I believe it is Google as a company that possesses the most user data, and because of this, Google is the most successful in its search engine and user software. It has the most data, thus has the most efficient Machine learning systems. Google is the best search engine ever created, and was also one of the first, first launched in 1996 (more time to collect useful data). What made it so successful was its early innovative algorithmic choices and simplicity. It’s software is the most highly used. According to StatCounter, Google search currently holds 92% of search use worldwide, and Google Chrome has 57% use worldwide. If anyone has ever tried other search engines they know that those engines don’t hold a candle to Google. And it boils down to two reasons: the chosen searching algorithm, and the amount of data the engine has.
User data can be collected from doing any action while using the service. When you sign up to use a service you always see the “Allow XXX to see and use usage statistics, etc…”, you are basically giving them the right to use your usage data as you use the service. Every time you type in a search, click on a link, open an app, use a voice command, or any action with the service it sends info to the company and machine learning system and it adds that data into its database. When you say things like “this is relevant/not relevant; useful/not useful, you are also supplying the machine with data telling it “Hey, you did good, here’s a reward!” or “Bad machine!”. The user has the power to affect the conditioning and learning of the machine. Most of this info is automatically added into the AI system (and usually anonymous) as there is not enough people to specifically check every piece of data. There is probably one or several supervisors or analysts going over the general performance and changes in the machine rather than manually check each data.
This poses a problem because it creates a positive and negative feedback loops.

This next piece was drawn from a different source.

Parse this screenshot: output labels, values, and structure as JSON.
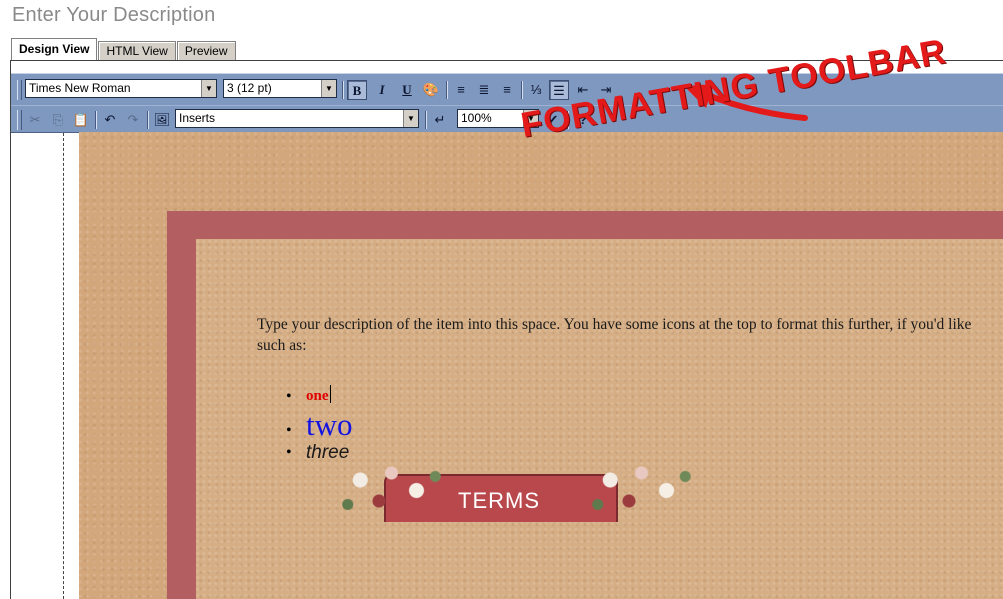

Since Google has the most data and is the best choice, users will use it more often and give it even more data. Those with less data are less efficient, and are used less because of it. It’s like the retail domain where those who are the largest generally have the lowest prices (Walmart) are more bought from, while those who are smaller (i.e. Mom and Pop shop) will need to have higher prices because they are more honest and have less resources. While I love supporting local small businesses, it’s sometimes a lot easier and more convenient to go to large retail names.
While I make no connotations, nor do I know there is positive or negative ramifications from this, it will depend on how it’s used. If Google is a completely honest and philosophically ethical company, aiding them in their quest for an ultimate AI machine will do good. But if they err on the side of manipulation or power, this can be dangerous. It can be dangerous to allow one company to have the majority of resources, instead of having it spread out, for different companies have different viewpoints, goals, and philosophies. We spoke about this in my previous AI ethics meetings, it was mostly unanimous that data and resources are best shared between many powers instead of one. But these laws are not yet in effect, groups like Montreal AI ethics are working on things like this.
I don’t intend to say Google is doing anything wrong, or if they ever will, they are a great company that has simplified my life and the lives of many other people. The purpose here is to enlighten people to what happens with your data, how the data is used, and why it is important to know. And suggest that a single company shouldn’t have all the resources. The conclusions are left to the user. Also note that most companies are in the business of collecting user data because that is the way the world is progressing, towards the smart AI revolution.